CREA has also analysed the potential impact of newly released guidelines from China’s National Development and Reform Commission aimed at greening the Belt and Road Initiative (BRI). The new guidelines could stop an additional 37GW of overseas Chinese-backed coal projects (32 plants) in the pre-construction phase. There is also a recommendation that projects under construction proceed with “caution”, which could result in the re-examination of 36 plants totalling 36GW already under construction.
The guidelines encourage upgrades to operating coal plants in line with “international green rules and standards”, which could encompass 17GW of operating plants (18 plants) with Chinese equity. Overseas power plants have generally followed lax host-country standards, emitting far more pollution than in China, says CREA.
However, 19.2GW of coal projects (18 plants, 15%) remain in a grey area and could still go ahead, according to CREA’s analysis. Of this, 11.2GW are projects that have secured financing and the necessary permits but have yet to begin construction. Another 8GW are proposed captive coal projects linked to BRI nickel and steel complexes in Indonesia and are considered a government priority.

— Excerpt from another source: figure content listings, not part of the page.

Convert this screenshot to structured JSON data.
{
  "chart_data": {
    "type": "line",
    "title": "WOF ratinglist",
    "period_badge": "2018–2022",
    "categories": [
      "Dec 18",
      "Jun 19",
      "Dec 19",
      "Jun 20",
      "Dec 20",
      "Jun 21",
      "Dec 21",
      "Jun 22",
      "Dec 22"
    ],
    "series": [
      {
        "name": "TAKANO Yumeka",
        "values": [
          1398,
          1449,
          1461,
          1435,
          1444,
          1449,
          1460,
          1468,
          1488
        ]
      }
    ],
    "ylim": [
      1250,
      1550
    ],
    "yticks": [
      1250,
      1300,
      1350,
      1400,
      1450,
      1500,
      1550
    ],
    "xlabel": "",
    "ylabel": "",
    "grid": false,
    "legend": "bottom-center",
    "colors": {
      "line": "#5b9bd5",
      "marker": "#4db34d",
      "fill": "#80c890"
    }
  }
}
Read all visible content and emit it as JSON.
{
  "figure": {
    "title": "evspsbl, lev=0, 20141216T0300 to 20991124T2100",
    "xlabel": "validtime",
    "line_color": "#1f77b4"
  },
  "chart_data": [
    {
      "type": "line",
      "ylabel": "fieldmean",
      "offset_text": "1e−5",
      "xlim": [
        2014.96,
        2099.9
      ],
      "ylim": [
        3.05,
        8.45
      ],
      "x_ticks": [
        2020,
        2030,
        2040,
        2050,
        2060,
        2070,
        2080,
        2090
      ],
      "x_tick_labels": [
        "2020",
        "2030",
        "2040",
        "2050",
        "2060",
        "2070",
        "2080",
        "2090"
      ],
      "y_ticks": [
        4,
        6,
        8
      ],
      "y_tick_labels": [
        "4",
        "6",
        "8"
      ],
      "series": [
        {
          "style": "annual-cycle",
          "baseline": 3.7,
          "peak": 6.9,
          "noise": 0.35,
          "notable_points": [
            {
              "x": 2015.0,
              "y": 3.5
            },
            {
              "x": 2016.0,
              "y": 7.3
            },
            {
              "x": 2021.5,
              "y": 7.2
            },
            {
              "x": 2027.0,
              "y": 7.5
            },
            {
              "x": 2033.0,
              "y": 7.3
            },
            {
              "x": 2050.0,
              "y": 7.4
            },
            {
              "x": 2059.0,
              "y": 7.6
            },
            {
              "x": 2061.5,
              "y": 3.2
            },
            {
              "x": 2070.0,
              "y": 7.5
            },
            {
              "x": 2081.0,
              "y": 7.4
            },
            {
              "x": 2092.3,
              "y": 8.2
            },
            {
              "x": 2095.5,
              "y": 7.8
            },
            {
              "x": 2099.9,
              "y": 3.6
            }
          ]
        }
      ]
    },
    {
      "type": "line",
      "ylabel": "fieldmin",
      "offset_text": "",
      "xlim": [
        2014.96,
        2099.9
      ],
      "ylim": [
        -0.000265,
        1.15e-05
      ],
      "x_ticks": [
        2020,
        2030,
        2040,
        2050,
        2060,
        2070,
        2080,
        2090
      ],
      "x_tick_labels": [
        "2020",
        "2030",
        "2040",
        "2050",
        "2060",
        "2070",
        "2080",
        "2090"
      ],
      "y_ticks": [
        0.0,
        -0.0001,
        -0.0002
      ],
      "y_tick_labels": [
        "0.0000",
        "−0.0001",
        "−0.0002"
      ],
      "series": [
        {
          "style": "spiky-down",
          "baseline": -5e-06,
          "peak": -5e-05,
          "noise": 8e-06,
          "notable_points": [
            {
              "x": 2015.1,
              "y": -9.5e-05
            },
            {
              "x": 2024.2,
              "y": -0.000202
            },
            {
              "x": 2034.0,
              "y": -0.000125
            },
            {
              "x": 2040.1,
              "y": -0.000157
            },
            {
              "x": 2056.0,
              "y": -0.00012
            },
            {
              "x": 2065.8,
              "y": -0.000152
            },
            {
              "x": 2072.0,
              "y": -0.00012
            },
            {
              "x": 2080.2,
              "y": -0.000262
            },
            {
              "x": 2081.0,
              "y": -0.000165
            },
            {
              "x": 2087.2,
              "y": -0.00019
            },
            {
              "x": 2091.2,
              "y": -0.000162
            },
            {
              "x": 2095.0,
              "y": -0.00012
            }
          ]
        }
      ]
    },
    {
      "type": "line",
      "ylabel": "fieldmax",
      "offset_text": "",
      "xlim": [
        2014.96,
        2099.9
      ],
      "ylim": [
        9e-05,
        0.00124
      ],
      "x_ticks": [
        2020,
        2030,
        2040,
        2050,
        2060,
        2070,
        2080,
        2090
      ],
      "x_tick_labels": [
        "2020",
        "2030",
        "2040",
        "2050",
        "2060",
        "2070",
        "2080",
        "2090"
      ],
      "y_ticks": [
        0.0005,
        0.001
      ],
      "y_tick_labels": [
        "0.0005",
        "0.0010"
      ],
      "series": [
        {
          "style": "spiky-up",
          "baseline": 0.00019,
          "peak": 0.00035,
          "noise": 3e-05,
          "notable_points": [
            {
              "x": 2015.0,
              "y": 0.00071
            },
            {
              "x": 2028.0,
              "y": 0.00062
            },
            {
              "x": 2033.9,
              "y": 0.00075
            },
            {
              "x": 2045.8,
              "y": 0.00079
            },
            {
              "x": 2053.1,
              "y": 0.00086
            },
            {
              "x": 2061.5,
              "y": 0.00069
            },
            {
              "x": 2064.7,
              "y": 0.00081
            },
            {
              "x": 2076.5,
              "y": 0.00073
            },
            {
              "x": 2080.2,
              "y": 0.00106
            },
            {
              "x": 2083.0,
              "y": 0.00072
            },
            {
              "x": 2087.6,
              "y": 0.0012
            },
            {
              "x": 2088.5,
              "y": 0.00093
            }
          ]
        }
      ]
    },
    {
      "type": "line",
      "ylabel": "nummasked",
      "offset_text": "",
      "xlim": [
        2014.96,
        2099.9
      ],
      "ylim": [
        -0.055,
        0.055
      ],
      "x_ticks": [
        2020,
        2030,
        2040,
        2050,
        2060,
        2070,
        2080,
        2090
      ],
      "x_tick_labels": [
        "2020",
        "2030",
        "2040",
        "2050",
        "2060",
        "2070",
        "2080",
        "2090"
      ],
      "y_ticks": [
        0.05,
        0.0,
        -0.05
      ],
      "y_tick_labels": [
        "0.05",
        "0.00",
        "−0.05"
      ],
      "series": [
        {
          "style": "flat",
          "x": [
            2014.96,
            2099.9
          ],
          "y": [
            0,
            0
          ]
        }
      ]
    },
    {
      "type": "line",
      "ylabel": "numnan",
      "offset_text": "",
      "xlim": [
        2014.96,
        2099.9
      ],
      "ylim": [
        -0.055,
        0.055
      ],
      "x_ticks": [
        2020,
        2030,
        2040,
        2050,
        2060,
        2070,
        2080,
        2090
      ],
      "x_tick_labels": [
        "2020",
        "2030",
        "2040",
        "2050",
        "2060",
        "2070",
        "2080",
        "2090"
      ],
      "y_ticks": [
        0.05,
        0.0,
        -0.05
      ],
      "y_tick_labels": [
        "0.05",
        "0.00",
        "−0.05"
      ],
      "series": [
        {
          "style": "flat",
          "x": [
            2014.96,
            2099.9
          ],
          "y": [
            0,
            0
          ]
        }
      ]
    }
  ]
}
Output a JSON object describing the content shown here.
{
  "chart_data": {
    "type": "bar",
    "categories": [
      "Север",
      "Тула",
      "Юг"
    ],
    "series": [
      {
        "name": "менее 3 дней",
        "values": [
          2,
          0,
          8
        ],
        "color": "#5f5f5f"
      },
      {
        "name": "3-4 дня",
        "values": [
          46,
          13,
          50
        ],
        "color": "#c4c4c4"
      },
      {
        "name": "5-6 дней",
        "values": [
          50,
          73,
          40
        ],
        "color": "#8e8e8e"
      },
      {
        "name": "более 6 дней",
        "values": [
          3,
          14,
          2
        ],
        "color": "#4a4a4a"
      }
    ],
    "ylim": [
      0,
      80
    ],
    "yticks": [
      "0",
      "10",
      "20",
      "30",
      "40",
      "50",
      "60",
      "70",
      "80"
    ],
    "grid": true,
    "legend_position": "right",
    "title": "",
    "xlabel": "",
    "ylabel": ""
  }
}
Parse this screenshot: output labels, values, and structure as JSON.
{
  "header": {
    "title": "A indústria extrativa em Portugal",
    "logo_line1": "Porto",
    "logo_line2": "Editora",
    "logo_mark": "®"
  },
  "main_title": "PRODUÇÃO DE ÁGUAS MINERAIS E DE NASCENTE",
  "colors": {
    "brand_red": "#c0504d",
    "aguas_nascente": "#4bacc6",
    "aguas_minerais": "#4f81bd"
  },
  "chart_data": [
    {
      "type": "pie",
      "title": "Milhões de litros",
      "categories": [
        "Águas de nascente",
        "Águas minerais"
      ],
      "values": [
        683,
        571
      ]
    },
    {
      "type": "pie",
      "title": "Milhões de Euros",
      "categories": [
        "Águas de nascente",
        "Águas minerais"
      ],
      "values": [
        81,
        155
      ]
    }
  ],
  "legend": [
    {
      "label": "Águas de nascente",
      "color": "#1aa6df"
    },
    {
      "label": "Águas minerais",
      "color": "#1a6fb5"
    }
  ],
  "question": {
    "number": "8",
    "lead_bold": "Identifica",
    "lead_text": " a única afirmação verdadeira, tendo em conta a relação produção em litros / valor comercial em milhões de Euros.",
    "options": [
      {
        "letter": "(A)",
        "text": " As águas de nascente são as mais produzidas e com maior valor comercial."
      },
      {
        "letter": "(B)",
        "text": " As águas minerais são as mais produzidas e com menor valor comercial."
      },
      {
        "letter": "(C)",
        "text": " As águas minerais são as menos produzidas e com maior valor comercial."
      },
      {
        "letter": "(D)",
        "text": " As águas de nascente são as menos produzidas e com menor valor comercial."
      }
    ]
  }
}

Chinese companies were awarded equipment, procurement and construction (EPC) contracts for two new power plants linked to BRI industrial complexes in Indonesia in 2022 – highlighting a potential loophole where EPCs for BRI industrial projects are treated as an exception, says CREA.
A rapid post-Covid economic recovery, coupled with tight natural gas supplies, caused global power generation from coal to soar by 9% in 2021, according to the International Energy Agency, surpassing 2019 levels. However, the resurgence, although worrying, is likely to be short-lived.